A lot of papers like the Daily Mail like to imply the working class are spending money frivolously on things eg you see news articles like “mum spends too much on Christmas presents/ dinner”. At the risk of starting some sort of political debate I think denying poor people the right to purchase nice things is ridiculous. God forbid a family gets one nice meal if they’re poor? The outrage!

This was a thing I didn’t understand initially and had to be taught by my friends (who grew up in relatively poor families). “Middle class” in the UK and “middle class” in the US has really different meanings. When they said they were poor, I assumed they meant destitute/ homeless etc.

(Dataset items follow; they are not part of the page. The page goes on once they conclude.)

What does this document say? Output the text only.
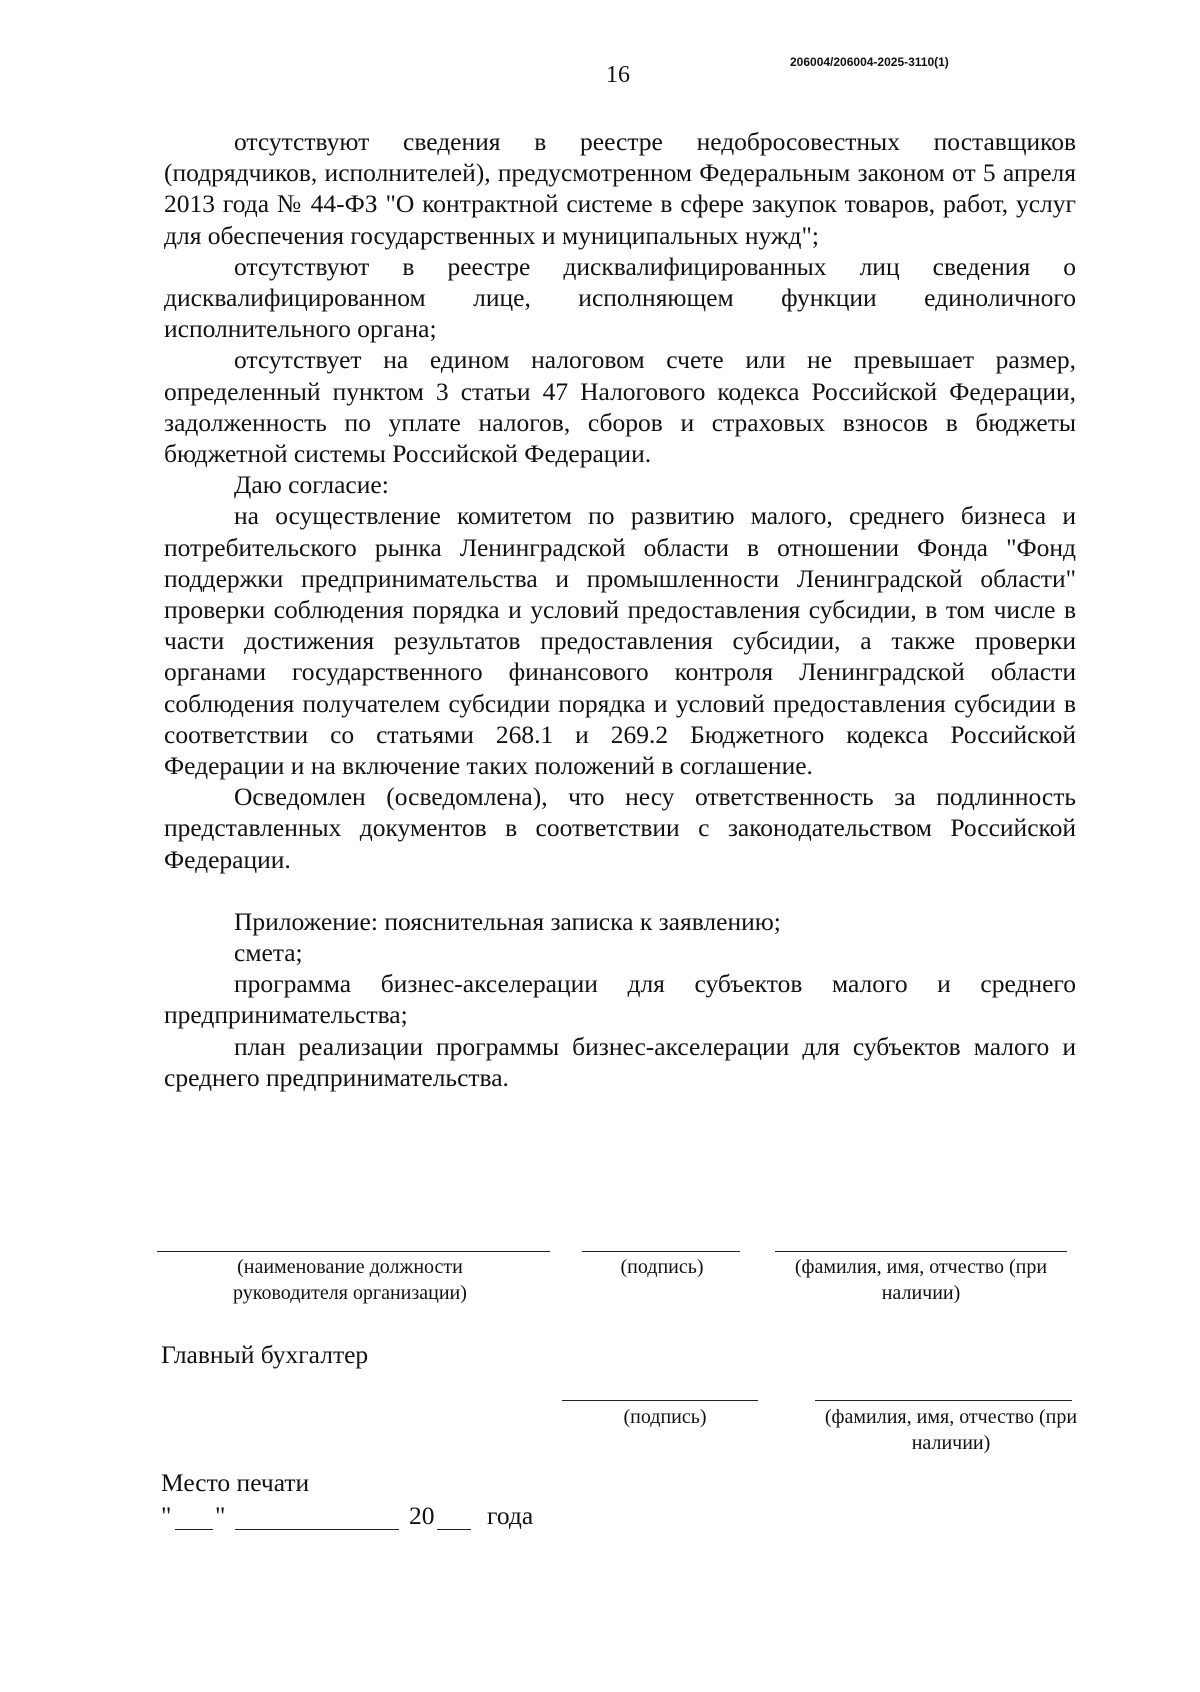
16	206004/206004-2025-3110(1)

отсутствуют сведения в реестре недобросовестных поставщиков (подрядчиков, исполнителей), предусмотренном Федеральным законом от 5 апреля 2013 года № 44-ФЗ "О контрактной системе в сфере закупок товаров, работ, услуг для обеспечения государственных и муниципальных нужд";

отсутствуют в реестре дисквалифицированных лиц сведения о дисквалифицированном лице, исполняющем функции единоличного исполнительного органа;

отсутствует на едином налоговом счете или не превышает размер, определенный пунктом 3 статьи 47 Налогового кодекса Российской Федерации, задолженность по уплате налогов, сборов и страховых взносов в бюджеты бюджетной системы Российской Федерации.

Даю согласие:

на осуществление комитетом по развитию малого, среднего бизнеса и потребительского рынка Ленинградской области в отношении Фонда "Фонд поддержки предпринимательства и промышленности Ленинградской области" проверки соблюдения порядка и условий предоставления субсидии, в том числе в части достижения результатов предоставления субсидии, а также проверки органами государственного финансового контроля Ленинградской области соблюдения получателем субсидии порядка и условий предоставления субсидии в соответствии со статьями 268.1 и 269.2 Бюджетного кодекса Российской Федерации и на включение таких положений в соглашение.

Осведомлен (осведомлена), что несу ответственность за подлинность представленных документов в соответствии с законодательством Российской Федерации.

Приложение: пояснительная записка к заявлению;

смета;

программа бизнес-акселерации для субъектов малого и среднего предпринимательства;

план реализации программы бизнес-акселерации для субъектов малого и среднего предпринимательства.

(наименование должности руководителя организации)
(подпись)	(фамилия, имя, отчество (при наличии)
Главный бухгалтер
(подпись)	(фамилия, имя, отчество (при наличии)
Место печати
" "	20 года
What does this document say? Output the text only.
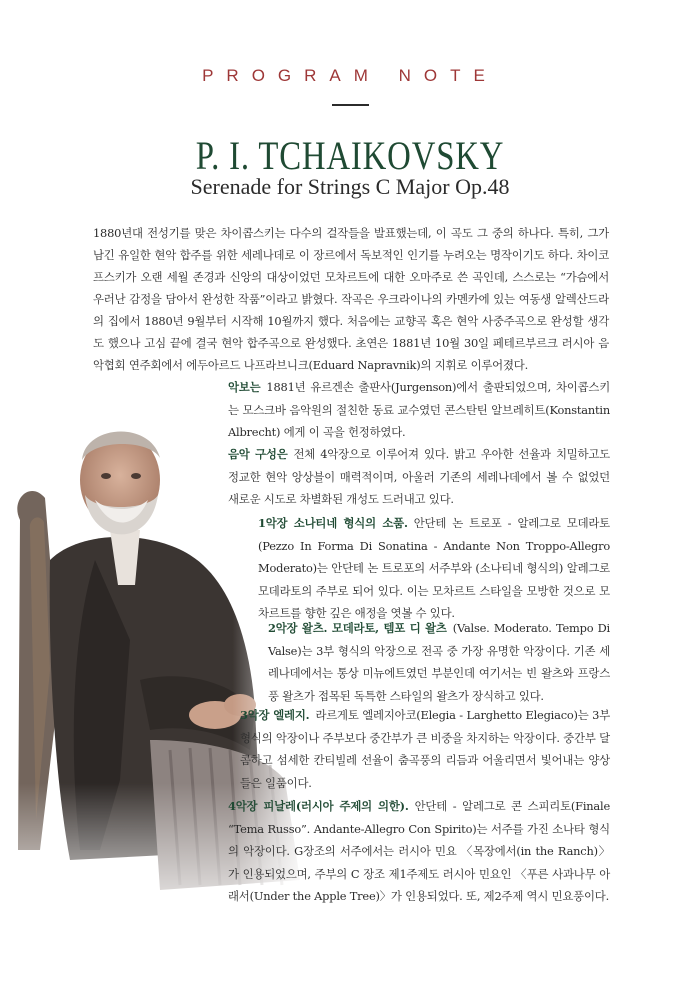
PROGRAM NOTE
P. I. TCHAIKOVSKY
Serenade for Strings C Major Op.48

1880년대 전성기를 맞은 차이콥스키는 다수의 걸작들을 발표했는데, 이 곡도 그 중의 하나다. 특히, 그가 남긴 유일한 현악 합주를 위한 세레나데로 이 장르에서 독보적인 인기를 누려오는 명작이기도 하다. 차이코프스키가 오랜 세월 존경과 신앙의 대상이었던 모차르트에 대한 오마주로 쓴 곡인데, 스스로는 “가슴에서 우러난 감정을 담아서 완성한 작품”이라고 밝혔다. 작곡은 우크라이나의 카멘카에 있는 여동생 알렉산드라의 집에서 1880년 9월부터 시작해 10월까지 했다. 처음에는 교향곡 혹은 현악 사중주곡으로 완성할 생각도 했으나 고심 끝에 결국 현악 합주곡으로 완성했다. 초연은 1881년 10월 30일 페테르부르크 러시아 음악협회 연주회에서 에두아르드 나프라브니크(Eduard Napravnik)의 지휘로 이루어졌다.

악보는 1881년 유르겐손 출판사(Jurgenson)에서 출판되었으며, 차이콥스키는 모스크바 음악원의 절친한 동료 교수였던 콘스탄틴 알브레히트(Konstantin Albrecht) 에게 이 곡을 헌정하였다.

음악 구성은 전체 4악장으로 이루어져 있다. 밝고 우아한 선율과 치밀하고도 정교한 현악 앙상블이 매력적이며, 아울러 기존의 세레나데에서 볼 수 없었던 새로운 시도로 차별화된 개성도 드러내고 있다.

1악장 소나티네 형식의 소품. 안단테 논 트로포 - 알레그로 모데라토(Pezzo In Forma Di Sonatina - Andante Non Troppo-Allegro Moderato)는 안단테 논 트로포의 서주부와 (소나티네 형식의) 알레그로 모데라토의 주부로 되어 있다. 이는 모차르트 스타일을 모방한 것으로 모차르트를 향한 깊은 애정을 엿볼 수 있다.

2악장 왈츠. 모데라토, 템포 디 왈츠 (Valse. Moderato. Tempo Di Valse)는 3부 형식의 악장으로 전곡 중 가장 유명한 악장이다. 기존 세레나데에서는 통상 미뉴에트였던 부분인데 여기서는 빈 왈츠와 프랑스풍 왈츠가 접목된 독특한 스타일의 왈츠가 장식하고 있다.

3악장 엘레지. 라르게토 엘레지아코(Elegia - Larghetto Elegiaco)는 3부 형식의 악장이나 주부보다 중간부가 큰 비중을 차지하는 악장이다. 중간부 달콤하고 섬세한 칸티빌레 선율이 춤곡풍의 리듬과 어울리면서 빛어내는 양상들은 일품이다.

4악장 피날레(러시아 주제의 의한). 안단테 - 알레그로 콘 스피리토(Finale “Tema Russo”. Andante-Allegro Con Spirito)는 서주를 가진 소나타 형식의 악장이다. G장조의 서주에서는 러시아 민요 〈목장에서(in the Ranch)〉가 인용되었으며, 주부의 C 장조 제1주제도 러시아 민요인 〈푸른 사과나무 아래서(Under the Apple Tree)〉가 인용되었다. 또, 제2주제 역시 민요풍이다.
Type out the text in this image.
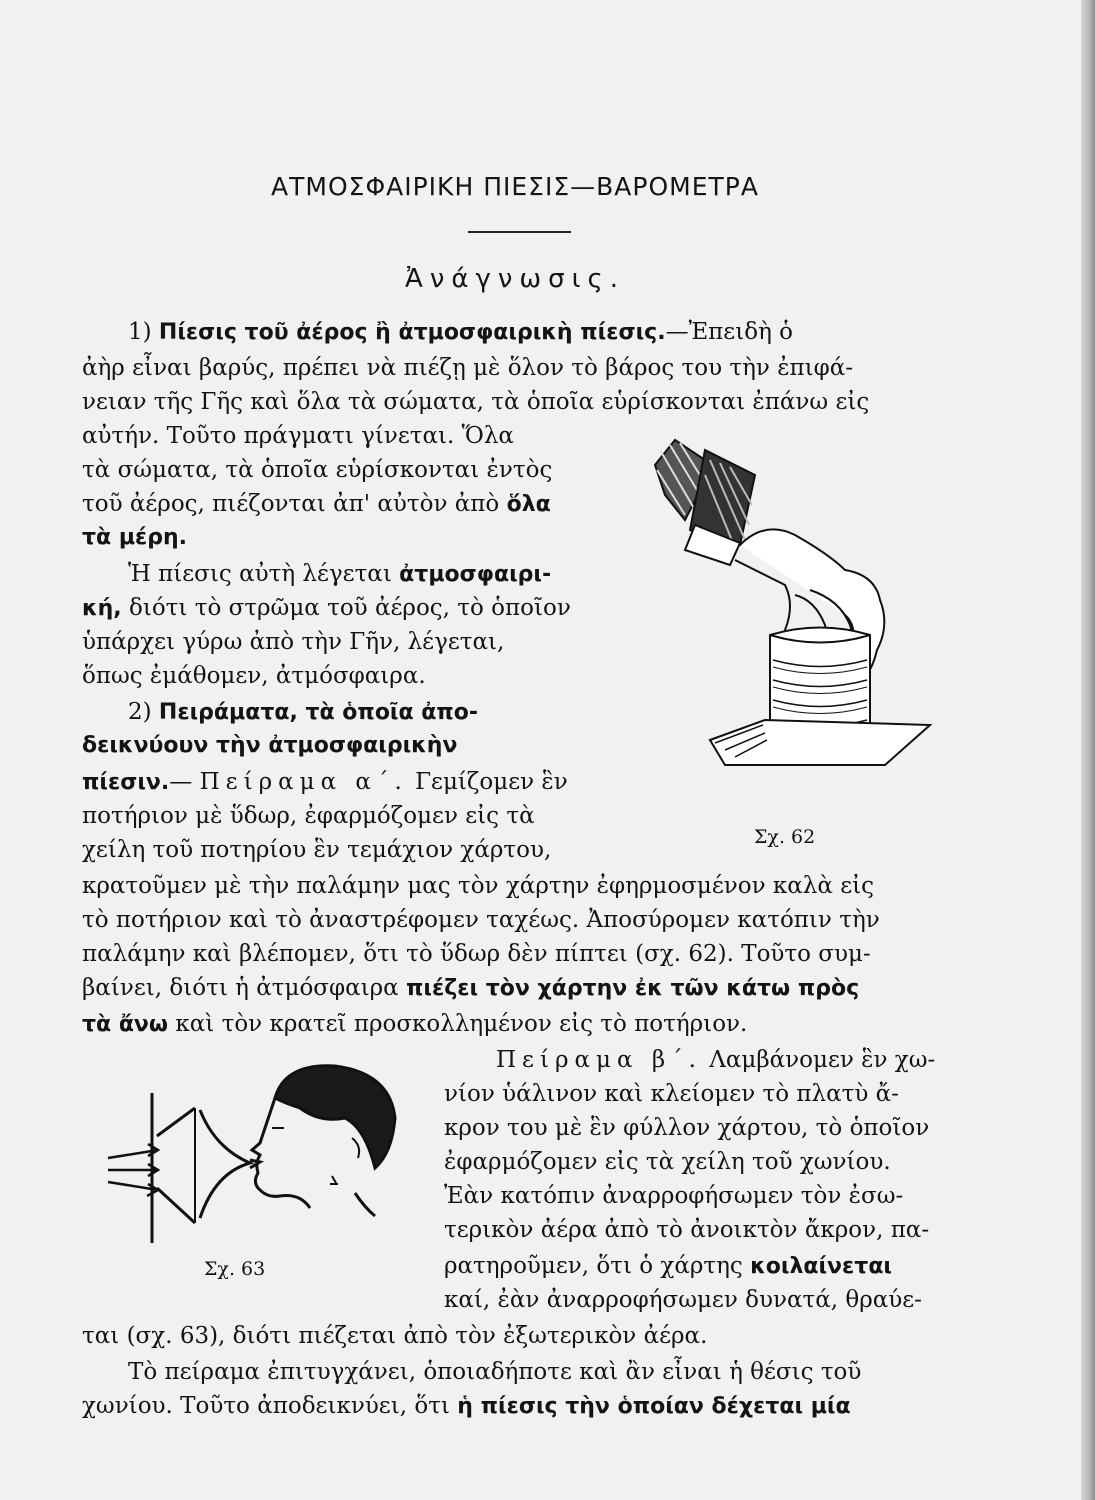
ΑΤΜΟΣΦΑΙΡΙΚΗ ΠΙΕΣΙΣ—ΒΑΡΟΜΕΤΡΑ
Ἀνάγνωσις.
1) Πίεσις τοῦ ἀέρος ἢ ἀτμοσφαιρικὴ πίεσις.—Ἐπειδὴ ὁ
ἀὴρ εἶναι βαρύς, πρέπει νὰ πιέζῃ μὲ ὅλον τὸ βάρος του τὴν ἐπιφά-
νειαν τῆς Γῆς καὶ ὅλα τὰ σώματα, τὰ ὁποῖα εὑρίσκονται ἐπάνω εἰς
αὐτήν. Τοῦτο πράγματι γίνεται. Ὅλα
τὰ σώματα, τὰ ὁποῖα εὑρίσκονται ἐντὸς
τοῦ ἀέρος, πιέζονται ἀπ' αὐτὸν ἀπὸ ὅλα
τὰ μέρη.
Ἡ πίεσις αὐτὴ λέγεται ἀτμοσφαιρι-
κή, διότι τὸ στρῶμα τοῦ ἀέρος, τὸ ὁποῖον
ὑπάρχει γύρω ἀπὸ τὴν Γῆν, λέγεται,
ὅπως ἐμάθομεν, ἀτμόσφαιρα.
2) Πειράματα, τὰ ὁποῖα ἀπο-
δεικνύουν τὴν ἀτμοσφαιρικὴν
πίεσιν.— Πείραμα α΄. Γεμίζομεν ἓν
ποτήριον μὲ ὕδωρ, ἐφαρμόζομεν εἰς τὰ
χείλη τοῦ ποτηρίου ἓν τεμάχιον χάρτου,	Σχ. 62
κρατοῦμεν μὲ τὴν παλάμην μας τὸν χάρτην ἐφηρμοσμένον καλὰ εἰς
τὸ ποτήριον καὶ τὸ ἀναστρέφομεν ταχέως. Ἀποσύρομεν κατόπιν τὴν
παλάμην καὶ βλέπομεν, ὅτι τὸ ὕδωρ δὲν πίπτει (σχ. 62). Τοῦτο συμ-
βαίνει, διότι ἡ ἀτμόσφαιρα πιέζει τὸν χάρτην ἐκ τῶν κάτω πρὸς
τὰ ἄνω καὶ τὸν κρατεῖ προσκολλημένον εἰς τὸ ποτήριον.
Πείραμα β΄. Λαμβάνομεν ἓν χω-
νίον ὑάλινον καὶ κλείομεν τὸ πλατὺ ἄ-
κρον του μὲ ἓν φύλλον χάρτου, τὸ ὁποῖον
ἐφαρμόζομεν εἰς τὰ χείλη τοῦ χωνίου.
Ἐὰν κατόπιν ἀναρροφήσωμεν τὸν ἐσω-
τερικὸν ἀέρα ἀπὸ τὸ ἀνοικτὸν ἄκρον, πα-
ρατηροῦμεν, ὅτι ὁ χάρτης κοιλαίνεται
καί, ἐὰν ἀναρροφήσωμεν δυνατά, θραύε-
Σχ. 63
ται (σχ. 63), διότι πιέζεται ἀπὸ τὸν ἐξωτερικὸν ἀέρα.
Τὸ πείραμα ἐπιτυγχάνει, ὁποιαδήποτε καὶ ἂν εἶναι ἡ θέσις τοῦ
χωνίου. Τοῦτο ἀποδεικνύει, ὅτι ἡ πίεσις τὴν ὁποίαν δέχεται μία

It’s good to be frugal, but if you’re stressing so much and feel like you can’t even spend your own money on a treat once in a while I think that’s not good either! I’d rather spend a bit more money and enjoy myself while I’m still young, as long as I’m still living within my means.


(Andre Borie) #16

are spending money frivolously on things eg you see news articles like “mum spends too much on Christmas presents/ dinner”

Isn’t money made to be spent anyway? I never understood people criticising others for spending.

In fact the only reason that newspaper exists is because some people are foolish enough to spend and sustain their existence. :joy:


(knows someone who knows Tom quite well) #17

What about having a rule where if you don’t spend your ‘spend whatever you want’ budget on yourself, you have to give it to a cause you don’t like at the end of the month?


(Danny) #18

There is another topic on here somewhere ‘The Richest Man in Babylon’ - it is nearly 100 years old, and the parable it tells is set thousands of years ago but honestly reading that book and adopting even just a bit of what it teaches would go a long way to improving your financial life. I wish I’d discovered it when I was your age!


#19

My personal view is that when you can afford it, you should treat yourself. You work dam hard for your money. You deserve a treat every now and again


(Trevor Mitchell) #20

I’m with you on this, I often feel I’m missing out on some life magic because I have this strong desire to live without debt, I’m achieving this as I only have my mortgage although I have set the bar high with regards to how much I pay per month, but I am confident and very hopeful that when I complete on that I will be so much more content and will then have the freedom to do whatever I want whenever I want, don’t get me wrong I don’t live on dry bread and tap water,I actual fact live a pretty comfortable life but I fear that I am obsessed with driving down my mortgage almost at any cost…

Fyi I have 9 years left on my mortgage, I have a 13yeae old son and a 9 year old daughter. Who will probably both want to go to uni, so once my mortgage is nearly finished, I will probably be entering into a whole new get debt free mission to get rid of all the costs that go with uni.